One of the most recognisable figures on the Conservative backbenches, David Davis has spent recent months at the centre of a significant controversy over the Lucy Letby case. He wrote to the Director of Public Prosecutions calling for a review of police and CPS conduct, comparing procedural failures to the Sally Clark case and publishing lists of documentation he wants released. Cheshire Constabulary hit back, accusing him of misleading Parliament and denying his core allegations — a charge Davis contests. Separately, he has broken with the majority of Conservative MPs on assisted dying, voting for the Terminally Ill Adults (End of Life) Bill at both Second and Third Reading, making him one of a minority of Tories to back the legislation throughout its Commons passage.
Davis votes with his party around 98% of the time, but his participation rate of 48% — well below the Commons average — means he is selective about which battles he engages in. When he does vote, his record shows strong alignment with parliamentary and Lords scrutiny, civil liberties, and business interests. He voted against the government's planning delegation regulations and the rollback of the academy presumption, and opposed both carbon budget orders in June 2026. His speech activity is concentrated on defence, crime, and economy — with 42 defence contributions standing out as a clear specilaist preoccupation.

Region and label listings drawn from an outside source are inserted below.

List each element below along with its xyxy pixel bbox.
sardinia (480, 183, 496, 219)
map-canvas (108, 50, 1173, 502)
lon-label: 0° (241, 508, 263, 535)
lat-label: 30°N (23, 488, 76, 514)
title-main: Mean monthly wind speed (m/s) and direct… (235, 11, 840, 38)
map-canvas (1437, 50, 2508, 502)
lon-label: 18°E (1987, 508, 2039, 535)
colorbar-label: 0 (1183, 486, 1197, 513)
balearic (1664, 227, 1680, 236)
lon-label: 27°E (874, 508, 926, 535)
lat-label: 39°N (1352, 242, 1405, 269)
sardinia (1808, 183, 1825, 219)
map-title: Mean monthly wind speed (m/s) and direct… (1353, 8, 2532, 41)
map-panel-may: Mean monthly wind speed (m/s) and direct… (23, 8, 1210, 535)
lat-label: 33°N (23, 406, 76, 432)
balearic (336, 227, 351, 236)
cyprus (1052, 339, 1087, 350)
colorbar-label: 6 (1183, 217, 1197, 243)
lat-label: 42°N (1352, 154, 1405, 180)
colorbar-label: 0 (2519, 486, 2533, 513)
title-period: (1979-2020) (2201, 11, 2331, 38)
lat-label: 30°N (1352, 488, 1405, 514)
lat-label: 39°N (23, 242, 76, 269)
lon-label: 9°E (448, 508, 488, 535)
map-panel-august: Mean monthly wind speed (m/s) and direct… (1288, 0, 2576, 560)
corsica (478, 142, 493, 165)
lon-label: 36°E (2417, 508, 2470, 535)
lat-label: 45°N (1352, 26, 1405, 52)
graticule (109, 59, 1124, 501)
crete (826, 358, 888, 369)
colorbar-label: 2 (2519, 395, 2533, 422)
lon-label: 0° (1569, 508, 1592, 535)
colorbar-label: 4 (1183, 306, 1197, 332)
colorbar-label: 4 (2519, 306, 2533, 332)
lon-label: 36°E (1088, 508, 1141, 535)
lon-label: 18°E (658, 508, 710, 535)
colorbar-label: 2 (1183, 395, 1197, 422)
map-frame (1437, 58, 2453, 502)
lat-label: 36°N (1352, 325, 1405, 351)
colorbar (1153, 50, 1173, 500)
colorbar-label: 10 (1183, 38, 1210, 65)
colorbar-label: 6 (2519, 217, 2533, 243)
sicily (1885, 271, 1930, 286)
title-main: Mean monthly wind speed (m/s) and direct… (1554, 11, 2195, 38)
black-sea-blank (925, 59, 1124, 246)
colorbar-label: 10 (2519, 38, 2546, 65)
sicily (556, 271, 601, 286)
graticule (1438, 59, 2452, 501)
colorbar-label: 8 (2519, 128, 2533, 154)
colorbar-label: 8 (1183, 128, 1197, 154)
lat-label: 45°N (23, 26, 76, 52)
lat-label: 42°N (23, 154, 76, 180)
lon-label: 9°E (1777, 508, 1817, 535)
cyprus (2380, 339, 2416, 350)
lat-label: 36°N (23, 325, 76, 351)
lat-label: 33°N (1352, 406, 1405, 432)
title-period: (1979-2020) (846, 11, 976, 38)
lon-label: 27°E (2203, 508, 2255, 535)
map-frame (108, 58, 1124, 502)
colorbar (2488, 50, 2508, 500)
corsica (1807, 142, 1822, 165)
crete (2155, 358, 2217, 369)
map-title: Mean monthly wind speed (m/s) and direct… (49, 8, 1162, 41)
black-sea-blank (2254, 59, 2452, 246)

Davis holds no committee positions, which limits formal oversight roles, though his speech output across 104 debates suggests he compensates through chamber engagement. His civil liberties score runs nearly 30 percentage points above the Conservative party average, and he sits markedly higher than his colleagues on assisted dying access. The Lucy Letby intervention remains live and contested; how it resolves may define much of his recent parliamentary legacy.